US automaker General Motors expects China to become an important export base toward emerging markets for it and other manufacturers, GM chairman Rick Wagoner was quoted Tuesday by the Wall Street Journal Europe as saying. "China is a natural" place to produce cars and components less expensively, Wagoner said in a interview in Shanghai, though he added that building GM cars in China for the US market would be a "relatively low priority".

Engines made in China by the state-owned Shanghai Automotive Industry Corporation, a joint venture with GM, are already shipped to assembly plants in Canada and the United States however.
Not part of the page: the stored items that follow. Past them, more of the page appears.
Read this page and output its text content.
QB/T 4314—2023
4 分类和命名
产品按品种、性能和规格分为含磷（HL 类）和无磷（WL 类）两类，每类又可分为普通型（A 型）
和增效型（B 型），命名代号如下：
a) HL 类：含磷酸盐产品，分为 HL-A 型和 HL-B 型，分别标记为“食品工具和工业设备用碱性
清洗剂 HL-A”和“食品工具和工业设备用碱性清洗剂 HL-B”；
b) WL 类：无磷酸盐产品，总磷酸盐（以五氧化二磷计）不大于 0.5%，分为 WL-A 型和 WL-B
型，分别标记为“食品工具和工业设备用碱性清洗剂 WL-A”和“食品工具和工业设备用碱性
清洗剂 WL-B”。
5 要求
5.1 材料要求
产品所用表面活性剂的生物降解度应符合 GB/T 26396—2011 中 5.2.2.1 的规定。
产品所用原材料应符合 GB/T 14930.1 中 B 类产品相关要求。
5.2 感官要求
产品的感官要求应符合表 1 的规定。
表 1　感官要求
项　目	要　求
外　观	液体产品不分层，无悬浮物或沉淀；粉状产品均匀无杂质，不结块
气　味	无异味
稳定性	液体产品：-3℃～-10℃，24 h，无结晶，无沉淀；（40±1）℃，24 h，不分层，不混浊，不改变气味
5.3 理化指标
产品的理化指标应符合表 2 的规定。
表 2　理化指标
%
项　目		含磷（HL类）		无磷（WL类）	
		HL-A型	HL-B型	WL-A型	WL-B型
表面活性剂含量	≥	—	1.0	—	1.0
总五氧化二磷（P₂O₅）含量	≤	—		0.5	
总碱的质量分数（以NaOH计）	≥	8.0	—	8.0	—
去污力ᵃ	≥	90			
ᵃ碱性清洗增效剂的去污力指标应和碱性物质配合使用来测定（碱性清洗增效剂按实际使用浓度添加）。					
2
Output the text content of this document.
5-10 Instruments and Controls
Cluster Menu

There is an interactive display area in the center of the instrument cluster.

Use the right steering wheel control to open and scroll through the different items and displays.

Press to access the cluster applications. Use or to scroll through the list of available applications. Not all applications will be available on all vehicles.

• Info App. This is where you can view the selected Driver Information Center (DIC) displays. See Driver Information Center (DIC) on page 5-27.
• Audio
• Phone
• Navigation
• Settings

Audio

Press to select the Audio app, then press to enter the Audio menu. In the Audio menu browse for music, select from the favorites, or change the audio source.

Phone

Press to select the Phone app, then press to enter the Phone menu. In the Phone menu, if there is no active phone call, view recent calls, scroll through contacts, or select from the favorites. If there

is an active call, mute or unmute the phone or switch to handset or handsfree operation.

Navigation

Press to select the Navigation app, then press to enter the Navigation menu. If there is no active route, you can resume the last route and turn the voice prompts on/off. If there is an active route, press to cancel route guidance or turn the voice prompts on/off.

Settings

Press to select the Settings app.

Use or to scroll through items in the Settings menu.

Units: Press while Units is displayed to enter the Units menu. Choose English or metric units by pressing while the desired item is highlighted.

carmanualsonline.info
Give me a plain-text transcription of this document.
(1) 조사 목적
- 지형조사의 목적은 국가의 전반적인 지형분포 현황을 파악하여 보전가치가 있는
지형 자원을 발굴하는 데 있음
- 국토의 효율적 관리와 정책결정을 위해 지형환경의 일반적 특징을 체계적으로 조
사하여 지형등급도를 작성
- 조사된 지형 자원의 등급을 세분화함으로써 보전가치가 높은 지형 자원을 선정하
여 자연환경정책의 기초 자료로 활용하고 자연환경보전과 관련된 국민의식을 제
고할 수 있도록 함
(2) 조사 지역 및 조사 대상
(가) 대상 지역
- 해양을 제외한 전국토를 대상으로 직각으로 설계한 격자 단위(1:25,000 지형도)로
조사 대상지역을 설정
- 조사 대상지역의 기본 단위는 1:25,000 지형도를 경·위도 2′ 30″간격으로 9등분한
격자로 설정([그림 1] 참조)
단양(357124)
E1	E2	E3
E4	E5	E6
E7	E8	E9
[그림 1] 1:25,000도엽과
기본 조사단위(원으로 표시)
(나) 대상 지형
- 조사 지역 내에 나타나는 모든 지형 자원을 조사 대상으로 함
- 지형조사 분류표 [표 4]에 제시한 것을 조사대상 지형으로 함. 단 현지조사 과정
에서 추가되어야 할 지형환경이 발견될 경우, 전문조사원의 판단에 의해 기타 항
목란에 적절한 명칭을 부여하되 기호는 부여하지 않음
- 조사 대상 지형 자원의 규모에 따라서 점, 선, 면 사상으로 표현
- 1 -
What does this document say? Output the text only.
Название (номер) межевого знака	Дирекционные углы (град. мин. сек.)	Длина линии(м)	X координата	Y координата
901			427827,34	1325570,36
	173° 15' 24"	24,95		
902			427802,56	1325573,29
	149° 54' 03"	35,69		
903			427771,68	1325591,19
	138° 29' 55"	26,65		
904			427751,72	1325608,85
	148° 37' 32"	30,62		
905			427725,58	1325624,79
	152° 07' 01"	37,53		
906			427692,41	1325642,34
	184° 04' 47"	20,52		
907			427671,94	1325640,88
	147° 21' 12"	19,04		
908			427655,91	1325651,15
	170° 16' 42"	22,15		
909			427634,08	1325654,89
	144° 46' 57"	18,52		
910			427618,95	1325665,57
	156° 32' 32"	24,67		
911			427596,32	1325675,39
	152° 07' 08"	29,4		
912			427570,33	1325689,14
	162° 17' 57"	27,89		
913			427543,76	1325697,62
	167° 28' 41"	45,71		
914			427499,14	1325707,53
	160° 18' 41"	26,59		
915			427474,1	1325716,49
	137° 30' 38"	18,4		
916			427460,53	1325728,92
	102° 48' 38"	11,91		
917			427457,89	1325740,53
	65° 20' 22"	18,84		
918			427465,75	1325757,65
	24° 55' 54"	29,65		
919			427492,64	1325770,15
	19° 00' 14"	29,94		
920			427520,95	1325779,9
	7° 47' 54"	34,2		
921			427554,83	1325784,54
GM, as with other US and European automakers, has been laying off workers and cutting production costs at home while looking to expand in countries where markets are growing and labor costs lower.

For now, most auto production in China is aimed at the rapidly growing domestic market, but countries or regions such as Russia, the Middle East and Africa are tipped to become buoyant markets in the future.

Wagoner also said GM was moving quickly to resolve its financial situation in the United States.

"We're moving at a pace that I think would shock people," he said, forecasting "a break-even or profitable" position soon in North America.

The group posted a loss of 115 million dollars in the third quarter of 2006, compared with a loss of 1.7 billion in the same period a year earlier.

Wagoner was in Shanghai during a visit by international business leaders, the newspaper said, and also presented a hydrogen-powered fuel-cell prototype car.

With the number of car owners rising rapidly in China and other Asian nations, "sustainability is becoming an ever more important challenge for our industry," he noted.